Basıyor imzayı ve gidin ormanın içine edin diyor yukarıda ki pek muhterem yetkililer. 
Peki ya Danamandıra deresinden Terkoz gölüne karışan lağım pisliklerine ne demeli?
Terkoz Gölünün ana derelerinden biri olan Danamandıra deresinden içme suyuna karışan b.k’lardan, pisliklerden bizim yetkililerin var mıdır haberi? 
Vardır elbet…
Yoksa da şimdi oldu. 
Ancak  seçim zamanı köy meydanlarında nutuk atan bizim siyasetçilerimiz şimdi köylünün yüzüne bile bakmıyor maalesef.
Baksalardı şimdi köylü derdini biz basın mensuplarına anlatmazdı herhalde.  
Peki Danamandıra muhtarına ne demeli?
Ben böyle korkak muhtar görmedim kardeşim. 
Nerde Danamandıra köyünün eski muhtarı Emrullah Çakır beyefendi. 
Köylünün derdi için hiçbir şeyden hiç kimseden çekinmezdi eski muhtar. 
Ama göreve yeni seçilen muhtar öyle değil. 
Konuşmaktan korkuyor arkadaş. 
Köydeki vatandaş isyan ediyor ama muhtar konuşmaya çekiniyor hatta korkuyor. 
Köylünün derdini dinlemeye giden biz basın mensupları da doğal olarak , “ Sen niye muhtar oldun” diye soruyoruz kendisine. 
Ama muhtar da haklı. 
Sesini çıkartsa hemen mahkemelik oluyor. 
Tıpkı köy yoluna 5-6 tane set yaptırdı diye davalık olduğu gibi. 
Neymiş efendim köyün içinden geçen o yol, ana yolmuş.

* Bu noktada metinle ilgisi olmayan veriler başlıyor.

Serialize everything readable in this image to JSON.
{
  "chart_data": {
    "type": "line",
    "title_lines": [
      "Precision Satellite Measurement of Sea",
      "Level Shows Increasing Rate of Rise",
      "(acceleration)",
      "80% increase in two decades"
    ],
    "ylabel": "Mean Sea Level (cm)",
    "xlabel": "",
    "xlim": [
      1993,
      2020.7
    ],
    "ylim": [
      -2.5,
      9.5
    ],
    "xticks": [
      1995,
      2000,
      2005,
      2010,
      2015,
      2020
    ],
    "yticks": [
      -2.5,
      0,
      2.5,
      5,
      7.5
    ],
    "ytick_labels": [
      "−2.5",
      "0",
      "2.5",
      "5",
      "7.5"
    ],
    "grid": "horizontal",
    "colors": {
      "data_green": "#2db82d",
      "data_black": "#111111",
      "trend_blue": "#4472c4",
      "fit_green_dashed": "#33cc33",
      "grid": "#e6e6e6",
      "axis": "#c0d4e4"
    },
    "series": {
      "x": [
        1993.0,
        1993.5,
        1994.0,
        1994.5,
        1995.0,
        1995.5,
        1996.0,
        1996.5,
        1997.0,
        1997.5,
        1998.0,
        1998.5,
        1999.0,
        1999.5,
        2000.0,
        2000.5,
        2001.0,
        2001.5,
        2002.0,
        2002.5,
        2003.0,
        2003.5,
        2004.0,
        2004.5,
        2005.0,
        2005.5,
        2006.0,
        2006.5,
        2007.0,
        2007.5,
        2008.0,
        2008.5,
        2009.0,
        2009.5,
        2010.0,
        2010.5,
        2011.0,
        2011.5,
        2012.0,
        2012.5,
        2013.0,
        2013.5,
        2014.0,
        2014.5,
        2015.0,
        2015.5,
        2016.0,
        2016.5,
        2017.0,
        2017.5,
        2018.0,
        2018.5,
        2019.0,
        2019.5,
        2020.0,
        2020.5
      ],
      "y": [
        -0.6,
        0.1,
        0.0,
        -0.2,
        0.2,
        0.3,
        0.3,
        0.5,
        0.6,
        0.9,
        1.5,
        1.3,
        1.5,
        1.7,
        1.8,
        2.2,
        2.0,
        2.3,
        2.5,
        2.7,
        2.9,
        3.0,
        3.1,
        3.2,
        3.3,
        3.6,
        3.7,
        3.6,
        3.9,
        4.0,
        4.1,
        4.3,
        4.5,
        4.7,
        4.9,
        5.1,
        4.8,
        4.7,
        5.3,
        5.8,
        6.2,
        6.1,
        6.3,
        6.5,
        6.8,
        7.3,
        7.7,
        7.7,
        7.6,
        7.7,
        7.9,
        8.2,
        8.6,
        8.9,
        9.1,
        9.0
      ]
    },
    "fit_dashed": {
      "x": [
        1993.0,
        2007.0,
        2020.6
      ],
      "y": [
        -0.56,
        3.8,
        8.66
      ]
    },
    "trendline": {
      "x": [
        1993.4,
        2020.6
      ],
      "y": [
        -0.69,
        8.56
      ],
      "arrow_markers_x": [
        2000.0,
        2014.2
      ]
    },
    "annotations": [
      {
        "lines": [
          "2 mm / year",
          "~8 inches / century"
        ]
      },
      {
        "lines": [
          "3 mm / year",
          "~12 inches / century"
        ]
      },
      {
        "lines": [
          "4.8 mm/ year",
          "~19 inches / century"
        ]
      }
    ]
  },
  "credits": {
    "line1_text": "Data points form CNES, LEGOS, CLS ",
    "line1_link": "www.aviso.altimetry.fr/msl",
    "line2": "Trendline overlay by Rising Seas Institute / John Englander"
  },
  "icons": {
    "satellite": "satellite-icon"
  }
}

Yasalara göre de ana yola set yapılamıyormuş. 
İyi de be kardeşim o anayol köyün tam ortasından geçiyor.
 
Ve o köyün tam ortasından vızır vızır maden ocaklarının kamyonları geçiyor. 
Kamyonların hızını kesmek ve olası bir kazanın önüne geçilmesi için o setlerin oraya konulması gayet iyi olmuş. 
Ama Karayolları yetkilileri yapamazsınız diyor. 
Peki o yolda bir kaza meydana gelse bunun hesabını kim verecek kardeşim? 
Ha birde unutmadan Kazım Çırpan amcaya iki göz odasına tadilat yaptığı için kesilen 6 bin tl ceza  mevzusu da var.
Ben hep demişimdir; “Bu ülkede köylü çivi bile çakamazken, zengin iş adamlarının inşaatlarında ki kaçak göcekleri görmüyor, görmezden geliyor bizim yetkililer” diye. 
Nitekim de Kazım amcayı dinleyince bir kez daha inandım bu konuda ki yaşanan adaletsizliğe. 
Peki ya 16 bin tl ecrimisil bedelini ödeyemem diye feryat eden Danamandıralı Ali Osman Işık amcanın derdine ne demeli? 
2014 yılında hala ecrimisil ve tapu sorununun çözülememiş olmasından ben utandım vallahi. 
Bizim yetkililerde utanıyor mudur acaba? 
Hiç sanmam. 
Eğer utanıyor olsalardı şimdiye kadar çoktan köylünün derdine derman olurlardı. 
Umarım bundan sonra köylünün sorunlarını çözüme kavuştururlar. 
Türkiye Cumhuriyetimizin Kurucusu Mustafa Kemal Atatük’ün, “ Köylü milletin efendisidir” sözü  ile köylünün şu an yaşadıklarını görünce, “ Köylü milletin efendiliğinden çıkmış, Köylü devletin sömürgesi altında” diyesim var.
Ama yine de bu kadar adaletsizliğe karşı bir nebze de olsa umudum var. 
Allah’tan umut kesilmez. 
Belki bizim yetkili büyüklerimizde insafa gelirde köylünün derdine derman olurlar.